Don’t ask me how I ended up in a theater watching this film, but I’m glad I did. It’s an extremely well-directed film with fun and creative visuals that tell a heart-warming story. All of the jokes were funny and very well executed; there was some great slapstick and visual comedy, but also some very good verbal comedy that didn’t feel as if it was
written with solely children in mind, but also adults.
Each actor was fantastic, but Ben Whishaw’s voice work for Paddington was excellent. His voice fits so perfectly with the character. It sounds innocent, willing to learn and still young-minded, but most importantly, it has a lot of heart, just like the movie as a whole. I can’t imagine anyone else but him playing that character. The special effects on the character have also greatly improved since the first film. Another thing that has improved since the last film was the villain, who, while still childish, was handled well and wonderfully portrayed by Hugh Grant.
Unsurprisingly this was a joy to watch, just like every Quentin Tarantino film. Quentin is such a brilliant filmmaker that he can keep my interest for nearly three straight hours. Constantly something interesting’s going on and the film never drags on for too long. Christopher Waltz delivers one fantastic performance, but so do Jamie Foxx and Leonardo DiCaprio. The film’s filled with great cinematography, music and sets that all create an amazing atmosphere.
The dialogue was amusing to listen to and made for some great characters that had depth and were interesting to see developing on screen. Waltz’s character especially stood out to me, but Django’s too was interesting as was the one of the antagonist of the story. In short: it was a very fun film.
It’s a good movie, with a good message and a fantastic performance by Lilly Collins and a very charismatic one by Keanu Reeves. The movie was well shot with some decent writing. At times the dialogue was quite iffy, but that’s just a minor complaint since the rest of the dialogue was good. My biggest complaint, however, with the film was the third act. I get that they were trying to get a bit emotional and show us some metaphors, but it all just felt way to random, odd and it wasn’t very well executed. It even came across as comical at times.

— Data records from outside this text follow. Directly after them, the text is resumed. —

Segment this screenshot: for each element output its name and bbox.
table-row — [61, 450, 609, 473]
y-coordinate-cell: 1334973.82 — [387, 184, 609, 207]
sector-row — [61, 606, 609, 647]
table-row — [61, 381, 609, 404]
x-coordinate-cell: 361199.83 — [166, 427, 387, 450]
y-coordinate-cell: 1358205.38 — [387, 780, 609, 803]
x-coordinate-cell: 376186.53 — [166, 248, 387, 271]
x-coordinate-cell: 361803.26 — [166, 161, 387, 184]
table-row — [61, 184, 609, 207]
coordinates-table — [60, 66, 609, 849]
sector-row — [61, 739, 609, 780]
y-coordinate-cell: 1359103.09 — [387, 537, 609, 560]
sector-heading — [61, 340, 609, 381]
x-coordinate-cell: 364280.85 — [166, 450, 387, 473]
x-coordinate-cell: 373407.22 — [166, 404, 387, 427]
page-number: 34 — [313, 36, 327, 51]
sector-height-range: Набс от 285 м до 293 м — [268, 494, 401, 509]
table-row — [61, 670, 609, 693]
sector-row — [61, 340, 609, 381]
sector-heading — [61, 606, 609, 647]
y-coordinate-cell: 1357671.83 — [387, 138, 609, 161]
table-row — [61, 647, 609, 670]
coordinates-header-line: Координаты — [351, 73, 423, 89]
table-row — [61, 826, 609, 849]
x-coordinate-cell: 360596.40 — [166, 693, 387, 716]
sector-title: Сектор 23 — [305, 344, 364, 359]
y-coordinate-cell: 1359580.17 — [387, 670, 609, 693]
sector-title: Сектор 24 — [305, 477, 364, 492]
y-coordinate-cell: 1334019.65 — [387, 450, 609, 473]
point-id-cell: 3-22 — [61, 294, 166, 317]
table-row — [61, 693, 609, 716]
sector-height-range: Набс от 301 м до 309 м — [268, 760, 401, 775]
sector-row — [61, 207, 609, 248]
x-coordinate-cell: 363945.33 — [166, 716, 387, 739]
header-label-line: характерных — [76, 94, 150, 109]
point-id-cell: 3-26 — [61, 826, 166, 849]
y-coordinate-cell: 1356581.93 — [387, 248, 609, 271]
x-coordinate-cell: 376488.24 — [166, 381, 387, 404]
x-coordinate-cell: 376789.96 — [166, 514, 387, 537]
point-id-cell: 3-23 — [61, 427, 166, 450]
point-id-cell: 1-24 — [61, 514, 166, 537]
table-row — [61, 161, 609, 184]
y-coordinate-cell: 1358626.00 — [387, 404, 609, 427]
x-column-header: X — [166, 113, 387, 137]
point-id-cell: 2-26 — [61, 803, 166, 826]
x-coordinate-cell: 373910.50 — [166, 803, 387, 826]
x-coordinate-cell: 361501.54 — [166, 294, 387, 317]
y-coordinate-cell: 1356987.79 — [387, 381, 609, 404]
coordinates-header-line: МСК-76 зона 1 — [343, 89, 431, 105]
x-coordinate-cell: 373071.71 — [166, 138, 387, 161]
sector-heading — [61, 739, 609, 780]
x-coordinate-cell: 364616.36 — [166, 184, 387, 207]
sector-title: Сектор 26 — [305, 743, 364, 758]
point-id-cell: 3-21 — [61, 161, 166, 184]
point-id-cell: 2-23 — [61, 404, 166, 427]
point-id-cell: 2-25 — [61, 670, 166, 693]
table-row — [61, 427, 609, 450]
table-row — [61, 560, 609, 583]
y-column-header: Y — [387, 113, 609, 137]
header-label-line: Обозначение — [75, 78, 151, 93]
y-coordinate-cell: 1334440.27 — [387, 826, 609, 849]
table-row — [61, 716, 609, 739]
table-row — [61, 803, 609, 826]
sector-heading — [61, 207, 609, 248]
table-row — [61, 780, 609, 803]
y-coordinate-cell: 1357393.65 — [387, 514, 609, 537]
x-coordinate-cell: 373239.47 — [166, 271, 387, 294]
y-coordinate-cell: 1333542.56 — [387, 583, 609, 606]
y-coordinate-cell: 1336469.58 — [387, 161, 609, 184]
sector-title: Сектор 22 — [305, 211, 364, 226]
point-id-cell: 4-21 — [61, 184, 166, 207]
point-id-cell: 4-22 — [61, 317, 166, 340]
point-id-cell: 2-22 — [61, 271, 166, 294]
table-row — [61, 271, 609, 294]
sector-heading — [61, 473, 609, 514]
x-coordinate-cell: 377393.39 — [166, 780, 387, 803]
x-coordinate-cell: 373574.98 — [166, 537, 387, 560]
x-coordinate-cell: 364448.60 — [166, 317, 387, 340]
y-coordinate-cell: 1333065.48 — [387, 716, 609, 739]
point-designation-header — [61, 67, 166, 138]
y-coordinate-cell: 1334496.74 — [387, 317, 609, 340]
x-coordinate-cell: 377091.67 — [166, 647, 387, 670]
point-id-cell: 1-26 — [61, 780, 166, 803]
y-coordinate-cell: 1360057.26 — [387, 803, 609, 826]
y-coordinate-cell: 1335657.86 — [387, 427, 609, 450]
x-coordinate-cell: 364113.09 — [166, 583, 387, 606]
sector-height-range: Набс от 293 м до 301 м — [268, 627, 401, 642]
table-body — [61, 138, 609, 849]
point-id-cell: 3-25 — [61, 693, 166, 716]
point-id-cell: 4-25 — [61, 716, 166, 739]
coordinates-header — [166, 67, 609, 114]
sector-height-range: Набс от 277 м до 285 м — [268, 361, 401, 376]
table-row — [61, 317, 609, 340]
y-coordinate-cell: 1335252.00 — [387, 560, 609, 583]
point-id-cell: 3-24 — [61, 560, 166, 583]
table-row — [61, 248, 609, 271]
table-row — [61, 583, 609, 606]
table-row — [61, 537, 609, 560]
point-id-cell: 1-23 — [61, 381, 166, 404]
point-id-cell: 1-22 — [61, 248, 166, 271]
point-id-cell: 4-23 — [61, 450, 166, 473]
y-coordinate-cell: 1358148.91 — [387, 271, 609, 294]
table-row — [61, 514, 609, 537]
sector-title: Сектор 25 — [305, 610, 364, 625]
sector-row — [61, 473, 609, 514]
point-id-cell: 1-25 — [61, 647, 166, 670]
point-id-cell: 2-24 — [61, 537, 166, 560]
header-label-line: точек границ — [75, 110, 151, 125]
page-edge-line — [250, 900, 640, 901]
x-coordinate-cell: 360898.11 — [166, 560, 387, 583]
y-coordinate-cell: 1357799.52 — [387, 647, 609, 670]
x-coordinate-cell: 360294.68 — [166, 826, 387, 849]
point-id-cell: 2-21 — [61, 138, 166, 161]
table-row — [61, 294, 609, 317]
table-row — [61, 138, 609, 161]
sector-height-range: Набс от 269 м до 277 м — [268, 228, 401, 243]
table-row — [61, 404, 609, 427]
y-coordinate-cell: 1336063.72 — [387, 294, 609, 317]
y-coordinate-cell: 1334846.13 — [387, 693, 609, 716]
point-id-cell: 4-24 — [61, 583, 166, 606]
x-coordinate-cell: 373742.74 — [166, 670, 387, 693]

Fruitvale Station is a heartfelt and moving film with great performances from all of the cast members. While only being one hour thirty it still manages to create likable characters that you care for by the end. The movie takes its time to set itself up, but when tragedy strikes the film becomes absolutely incredible. During the set up some scenes could’ve been left out, but in the big picture, this didn’t really matter.
I’m not entirely sure if I got the point of the film. I don’t really feel like there is any point to the film. And I also don’t see why this film felt pointless to me. The writing was excellent and the performances were good. The humor was on point and the director left his mark, but something was missing: an interesting story. The film felt quite boring and as if the story wasn’t necessarily one that should’ve been told since it isn’t really all that intriguing. I didn’t really get any enjoyment out of this film, but by no means does this mean the film’s bad. Production wise this film’s spectacular if we take a look at the small budget it was given. The film just didn’t resonate with me and that’s why I think that it’s just okay.